In the 1980s didn’t Margaret Thatcher dissolve the Greater London Council and put London under her direct rule just to prevent Ken Livingston from being mayor?

No: there was no Mayor of London at the time (the post was created in 2000) and when the GLC was abolished its powers were given the borough councils.1 The political structure of the GLC was the standard British local government model, with the most senior political figure being the Leader of the Council (who was generally also the leader of the majority group on it).2 The GLC had been a bête noir of Conservatives in the outer boroughs, especially those in local government, since its creation in the 1960s, and Margaret Thatcher was, of course, a Barnet MP. Livingstone's antics after he became Leader in 1981 (and also the manner by which he became Leader: he wasn't actually the Labour group leader during the 1981 elections, but instead couped him out immediately afterwards) The suggestion that it simply be abolished was encouraged by the fact that most of its various administrations really struggled (there were only two that could ever be described as reaching even a basic level of competence: the Labour administration headed by Bill Fiske between 1964 and 1967 and the Conservative administration of Sir Horace Cutler between 1977 and 1981), which meant that any public backlash could be expected to be (and was) limited. While they were at it, the Thatcher government got rid of the Metropolitan County Councils as well (on the grounds that they overspend ratepayers money etc), a move that provided useful cover for scrapping the GLC.

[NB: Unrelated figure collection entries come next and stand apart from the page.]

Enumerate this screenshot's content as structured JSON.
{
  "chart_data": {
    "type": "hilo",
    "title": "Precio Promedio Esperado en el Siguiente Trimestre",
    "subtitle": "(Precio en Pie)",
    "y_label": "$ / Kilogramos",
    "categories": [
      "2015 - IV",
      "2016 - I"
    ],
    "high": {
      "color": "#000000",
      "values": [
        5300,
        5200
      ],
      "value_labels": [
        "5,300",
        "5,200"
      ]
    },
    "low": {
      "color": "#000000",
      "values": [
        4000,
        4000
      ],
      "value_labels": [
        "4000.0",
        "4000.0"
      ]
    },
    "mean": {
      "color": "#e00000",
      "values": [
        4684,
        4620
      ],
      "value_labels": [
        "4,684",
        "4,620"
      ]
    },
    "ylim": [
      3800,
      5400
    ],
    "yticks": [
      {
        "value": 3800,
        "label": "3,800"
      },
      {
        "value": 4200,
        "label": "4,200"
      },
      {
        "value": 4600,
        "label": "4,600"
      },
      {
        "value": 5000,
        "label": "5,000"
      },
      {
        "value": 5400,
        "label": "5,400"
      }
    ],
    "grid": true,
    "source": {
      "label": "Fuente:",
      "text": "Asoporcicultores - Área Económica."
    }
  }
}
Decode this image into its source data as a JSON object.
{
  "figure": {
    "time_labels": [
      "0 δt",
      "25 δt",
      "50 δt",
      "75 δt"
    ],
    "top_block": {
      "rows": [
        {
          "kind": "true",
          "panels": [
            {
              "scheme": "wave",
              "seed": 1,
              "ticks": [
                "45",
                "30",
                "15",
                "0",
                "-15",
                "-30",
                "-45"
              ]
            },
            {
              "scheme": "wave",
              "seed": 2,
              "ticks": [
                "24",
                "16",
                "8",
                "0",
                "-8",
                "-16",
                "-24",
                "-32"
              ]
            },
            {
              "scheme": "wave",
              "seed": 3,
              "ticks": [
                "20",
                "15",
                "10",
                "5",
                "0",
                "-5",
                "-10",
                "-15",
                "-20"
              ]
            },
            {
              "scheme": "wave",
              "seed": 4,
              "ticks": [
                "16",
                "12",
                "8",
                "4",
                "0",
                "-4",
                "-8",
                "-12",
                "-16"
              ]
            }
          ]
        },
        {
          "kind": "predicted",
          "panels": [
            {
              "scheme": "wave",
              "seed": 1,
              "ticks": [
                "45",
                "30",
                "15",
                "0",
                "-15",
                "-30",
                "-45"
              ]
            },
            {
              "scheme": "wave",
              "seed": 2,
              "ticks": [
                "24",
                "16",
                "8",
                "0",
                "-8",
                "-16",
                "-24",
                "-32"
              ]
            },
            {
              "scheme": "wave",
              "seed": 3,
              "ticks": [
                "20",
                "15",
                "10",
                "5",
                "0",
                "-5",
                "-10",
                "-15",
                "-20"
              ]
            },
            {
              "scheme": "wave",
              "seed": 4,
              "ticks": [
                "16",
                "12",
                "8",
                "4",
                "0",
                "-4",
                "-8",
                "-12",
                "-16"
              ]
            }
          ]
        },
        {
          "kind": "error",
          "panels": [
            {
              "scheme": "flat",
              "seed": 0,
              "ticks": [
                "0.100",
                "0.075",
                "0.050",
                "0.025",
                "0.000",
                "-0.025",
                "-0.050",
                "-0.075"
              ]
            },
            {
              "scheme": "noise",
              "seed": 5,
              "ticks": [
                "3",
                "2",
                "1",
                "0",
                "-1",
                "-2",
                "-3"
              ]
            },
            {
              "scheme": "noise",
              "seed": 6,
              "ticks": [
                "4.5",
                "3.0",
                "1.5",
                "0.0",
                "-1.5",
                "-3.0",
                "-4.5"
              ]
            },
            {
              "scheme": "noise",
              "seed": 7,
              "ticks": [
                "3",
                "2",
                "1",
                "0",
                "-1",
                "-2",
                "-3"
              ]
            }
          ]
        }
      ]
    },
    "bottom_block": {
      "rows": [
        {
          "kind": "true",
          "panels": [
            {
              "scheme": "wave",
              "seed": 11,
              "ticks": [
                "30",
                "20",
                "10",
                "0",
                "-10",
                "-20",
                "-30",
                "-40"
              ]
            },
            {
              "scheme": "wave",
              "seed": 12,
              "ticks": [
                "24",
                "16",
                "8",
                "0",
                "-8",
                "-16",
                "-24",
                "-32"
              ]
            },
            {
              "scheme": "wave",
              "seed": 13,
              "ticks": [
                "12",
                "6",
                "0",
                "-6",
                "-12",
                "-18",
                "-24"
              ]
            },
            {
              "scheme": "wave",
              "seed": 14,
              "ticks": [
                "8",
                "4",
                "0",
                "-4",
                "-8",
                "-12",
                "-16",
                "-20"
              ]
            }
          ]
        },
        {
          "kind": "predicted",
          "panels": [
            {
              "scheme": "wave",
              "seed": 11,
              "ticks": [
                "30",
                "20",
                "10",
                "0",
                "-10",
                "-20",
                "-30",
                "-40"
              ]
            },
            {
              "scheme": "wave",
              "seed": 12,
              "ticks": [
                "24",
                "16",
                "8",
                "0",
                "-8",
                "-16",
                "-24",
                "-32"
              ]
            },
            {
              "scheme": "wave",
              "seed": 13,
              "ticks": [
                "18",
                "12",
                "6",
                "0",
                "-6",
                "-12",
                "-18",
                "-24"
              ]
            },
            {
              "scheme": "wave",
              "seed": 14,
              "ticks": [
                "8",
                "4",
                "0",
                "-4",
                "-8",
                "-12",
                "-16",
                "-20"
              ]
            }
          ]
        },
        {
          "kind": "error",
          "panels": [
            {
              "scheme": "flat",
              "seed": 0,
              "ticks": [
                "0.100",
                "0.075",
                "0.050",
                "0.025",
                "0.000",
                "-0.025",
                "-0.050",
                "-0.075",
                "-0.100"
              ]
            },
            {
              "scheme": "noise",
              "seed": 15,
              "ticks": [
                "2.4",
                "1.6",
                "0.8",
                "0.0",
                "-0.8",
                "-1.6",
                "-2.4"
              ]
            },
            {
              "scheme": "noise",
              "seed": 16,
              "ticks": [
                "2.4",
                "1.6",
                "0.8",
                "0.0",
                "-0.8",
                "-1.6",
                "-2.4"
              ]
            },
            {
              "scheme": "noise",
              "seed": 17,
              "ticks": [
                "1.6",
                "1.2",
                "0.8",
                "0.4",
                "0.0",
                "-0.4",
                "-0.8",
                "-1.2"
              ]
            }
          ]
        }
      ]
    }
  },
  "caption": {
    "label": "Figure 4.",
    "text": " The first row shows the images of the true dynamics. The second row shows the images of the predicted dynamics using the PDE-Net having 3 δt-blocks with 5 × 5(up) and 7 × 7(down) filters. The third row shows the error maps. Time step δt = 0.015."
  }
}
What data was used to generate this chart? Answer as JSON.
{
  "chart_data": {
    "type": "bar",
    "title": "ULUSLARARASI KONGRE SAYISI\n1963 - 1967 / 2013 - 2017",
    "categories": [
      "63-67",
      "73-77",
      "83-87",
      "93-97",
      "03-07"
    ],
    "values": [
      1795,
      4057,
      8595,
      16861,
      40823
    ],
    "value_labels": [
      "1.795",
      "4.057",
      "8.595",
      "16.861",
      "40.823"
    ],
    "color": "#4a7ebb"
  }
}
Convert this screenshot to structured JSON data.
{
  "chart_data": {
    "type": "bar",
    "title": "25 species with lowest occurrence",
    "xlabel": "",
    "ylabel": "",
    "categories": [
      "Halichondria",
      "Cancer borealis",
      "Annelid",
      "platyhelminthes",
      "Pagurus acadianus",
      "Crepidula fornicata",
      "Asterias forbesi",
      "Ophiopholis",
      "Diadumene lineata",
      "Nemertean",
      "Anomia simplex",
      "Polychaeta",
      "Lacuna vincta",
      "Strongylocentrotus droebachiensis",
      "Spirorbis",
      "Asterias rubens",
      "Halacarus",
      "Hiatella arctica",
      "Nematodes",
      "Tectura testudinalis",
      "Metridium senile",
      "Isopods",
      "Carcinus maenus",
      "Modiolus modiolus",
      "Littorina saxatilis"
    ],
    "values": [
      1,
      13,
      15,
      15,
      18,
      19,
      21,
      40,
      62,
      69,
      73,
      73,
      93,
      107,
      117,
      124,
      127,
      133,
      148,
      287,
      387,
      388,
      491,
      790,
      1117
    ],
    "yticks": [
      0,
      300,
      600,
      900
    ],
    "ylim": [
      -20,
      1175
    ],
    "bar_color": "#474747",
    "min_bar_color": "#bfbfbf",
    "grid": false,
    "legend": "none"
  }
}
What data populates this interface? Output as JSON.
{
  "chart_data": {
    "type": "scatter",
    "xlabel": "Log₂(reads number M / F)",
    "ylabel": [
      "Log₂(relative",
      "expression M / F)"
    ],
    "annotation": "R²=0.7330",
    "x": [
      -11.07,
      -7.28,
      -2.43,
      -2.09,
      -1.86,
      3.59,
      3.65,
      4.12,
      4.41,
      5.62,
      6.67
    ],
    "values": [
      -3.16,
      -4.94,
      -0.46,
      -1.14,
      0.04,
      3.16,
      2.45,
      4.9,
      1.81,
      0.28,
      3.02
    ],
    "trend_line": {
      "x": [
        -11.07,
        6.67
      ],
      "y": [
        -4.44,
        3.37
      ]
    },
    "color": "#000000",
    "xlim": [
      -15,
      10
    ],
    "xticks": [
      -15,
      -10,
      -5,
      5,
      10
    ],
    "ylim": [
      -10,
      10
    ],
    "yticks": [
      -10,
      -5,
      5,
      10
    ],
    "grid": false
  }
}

1. Apart from its role in education in inner London (it never had responsibility for education in the outer boroughs) through the Inner London Education Authority, which had a brief experience post-GLC as a directly elected body, before being dissolved itself.
2. A model that actually has its origins in London, where it was pioneered by none other than Herbert Morrison who led the London County Council (the predecessor to the GLC which covered the inner boroughs) in the 1930s.